Tax Reforms Prompt OGE to Modify a Rate Request with Oklahoma Regulators

 

Oklahoma Gas and Electric says it is asking the Oklahoma Corporation Commission to review the company request to receiver a nearly $390 million investment in the Mustang Energy Center.

In announcing the move, OGE said it initially planned to seek a rate hike of about $70 million a year to recover its investment in the first, new, natural-gas fired plant the company has built in more than 30 years. The new plant includes seven modern quick-start natural-gas turbines that replaced two of the oldest natural gas-fired units in the nation.

The company after the new federal tax reforms took effect, it delayed its filing from late December to adjust a proposed filing to ensure customers benefitted from the lower corporate tax rate.

As a result, OGE is seeking just under $2 million a year in a request that will see no monthly bill increase for residential customers.

“The president’s signing of tax reform in December was fortuitous for customers and the company,” said OG&E spokesman Brian Alford. “When it became evident in November that tax reform was a real possibility, we began having conversations at the Oklahoma Corporation Commission about incorporating the benefits of tax reform into our upcoming filing. Today’s filing reflects those benefits as well as our ongoing efforts to manage costs, which provide customers with a modern, highly efficient power plant at virtually no impact on monthly electric bills.”

“The Mustang Energy Center turbines are more efficient, sustainable and responsive, while continuing to honor its legacy of providing affordable, reliable power,” Alford said. “We’re also very fortunate to be in a position to repurpose the Mustang site with modern technology.

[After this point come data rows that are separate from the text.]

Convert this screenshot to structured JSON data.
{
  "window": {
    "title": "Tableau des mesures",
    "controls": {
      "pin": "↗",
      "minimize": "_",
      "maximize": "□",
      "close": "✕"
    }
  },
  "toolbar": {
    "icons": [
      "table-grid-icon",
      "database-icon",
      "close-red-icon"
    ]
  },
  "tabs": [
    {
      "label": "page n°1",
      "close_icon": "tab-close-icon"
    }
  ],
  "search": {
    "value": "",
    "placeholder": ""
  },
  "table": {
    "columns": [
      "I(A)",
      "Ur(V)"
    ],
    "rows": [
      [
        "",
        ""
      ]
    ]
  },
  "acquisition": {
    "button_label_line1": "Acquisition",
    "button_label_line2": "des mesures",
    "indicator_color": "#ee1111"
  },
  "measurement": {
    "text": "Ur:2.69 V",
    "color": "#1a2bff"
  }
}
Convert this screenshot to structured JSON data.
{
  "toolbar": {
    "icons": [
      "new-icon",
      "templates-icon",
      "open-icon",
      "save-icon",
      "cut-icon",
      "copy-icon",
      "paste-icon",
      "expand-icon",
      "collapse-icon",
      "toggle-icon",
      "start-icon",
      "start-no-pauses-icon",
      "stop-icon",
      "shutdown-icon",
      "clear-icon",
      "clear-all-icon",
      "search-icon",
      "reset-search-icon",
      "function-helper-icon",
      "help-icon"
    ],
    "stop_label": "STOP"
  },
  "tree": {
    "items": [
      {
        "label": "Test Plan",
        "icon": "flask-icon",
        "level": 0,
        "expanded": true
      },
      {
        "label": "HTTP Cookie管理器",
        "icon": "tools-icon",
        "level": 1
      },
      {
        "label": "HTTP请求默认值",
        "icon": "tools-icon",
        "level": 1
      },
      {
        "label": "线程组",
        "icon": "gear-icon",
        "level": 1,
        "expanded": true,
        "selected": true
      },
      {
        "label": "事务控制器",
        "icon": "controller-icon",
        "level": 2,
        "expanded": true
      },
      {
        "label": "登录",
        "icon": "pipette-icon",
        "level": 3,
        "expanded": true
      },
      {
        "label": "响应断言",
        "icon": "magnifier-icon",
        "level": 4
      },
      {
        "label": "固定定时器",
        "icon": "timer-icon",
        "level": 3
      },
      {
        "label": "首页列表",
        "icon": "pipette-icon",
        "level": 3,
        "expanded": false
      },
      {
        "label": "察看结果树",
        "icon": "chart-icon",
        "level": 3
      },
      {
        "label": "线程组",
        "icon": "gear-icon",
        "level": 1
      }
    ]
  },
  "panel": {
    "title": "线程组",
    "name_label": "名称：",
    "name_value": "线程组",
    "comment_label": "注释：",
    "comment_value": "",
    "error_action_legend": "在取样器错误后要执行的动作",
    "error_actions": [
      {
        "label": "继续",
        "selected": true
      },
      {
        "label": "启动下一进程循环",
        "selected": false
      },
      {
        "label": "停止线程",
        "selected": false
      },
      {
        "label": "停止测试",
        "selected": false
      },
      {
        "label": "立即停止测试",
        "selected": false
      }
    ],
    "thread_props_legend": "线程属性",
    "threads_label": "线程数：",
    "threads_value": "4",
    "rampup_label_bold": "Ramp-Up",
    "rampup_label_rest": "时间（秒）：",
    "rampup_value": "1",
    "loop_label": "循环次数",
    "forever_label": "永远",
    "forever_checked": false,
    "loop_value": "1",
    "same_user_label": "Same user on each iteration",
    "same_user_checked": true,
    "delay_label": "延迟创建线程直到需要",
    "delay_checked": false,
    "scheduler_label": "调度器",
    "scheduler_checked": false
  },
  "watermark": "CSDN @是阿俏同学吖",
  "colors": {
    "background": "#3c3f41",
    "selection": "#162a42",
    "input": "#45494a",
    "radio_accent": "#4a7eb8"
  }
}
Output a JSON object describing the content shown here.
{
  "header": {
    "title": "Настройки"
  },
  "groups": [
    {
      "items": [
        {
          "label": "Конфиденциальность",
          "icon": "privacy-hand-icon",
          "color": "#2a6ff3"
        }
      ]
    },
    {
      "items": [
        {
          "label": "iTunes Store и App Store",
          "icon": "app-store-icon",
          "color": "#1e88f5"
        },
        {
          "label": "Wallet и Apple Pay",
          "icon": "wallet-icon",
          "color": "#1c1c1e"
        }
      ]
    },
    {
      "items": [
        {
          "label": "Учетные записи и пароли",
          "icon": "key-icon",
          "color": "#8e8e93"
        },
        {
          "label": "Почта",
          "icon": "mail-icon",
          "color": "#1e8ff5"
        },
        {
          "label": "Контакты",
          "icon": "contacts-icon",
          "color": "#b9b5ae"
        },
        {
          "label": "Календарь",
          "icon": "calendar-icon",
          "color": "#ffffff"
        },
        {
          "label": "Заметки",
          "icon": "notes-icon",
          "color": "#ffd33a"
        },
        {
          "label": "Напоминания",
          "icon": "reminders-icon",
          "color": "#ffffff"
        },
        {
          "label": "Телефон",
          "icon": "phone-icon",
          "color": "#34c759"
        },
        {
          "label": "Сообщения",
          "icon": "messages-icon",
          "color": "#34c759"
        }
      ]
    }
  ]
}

The Mustang location has an existing, skilled workforce and infrastructure, including connection to nine transmission lines, which ensures that energy can be delivered where and when it is most critical. The location is essential to the reliability and resiliency of countless, critical private and government industries, and would play a critical role in restoring our system in times of crisis. Modernizing this facility also avoids the need for, and is far less expensive than, adding a new power plant to our existing fleet.”

Alford added that in addition to recovering the Mustang investment, the company’s filing also seeks to restore its return on equity, which is currently below the national average for vertically integrated utilities, as well as align its depreciation rates more closely to actual asset lifespans.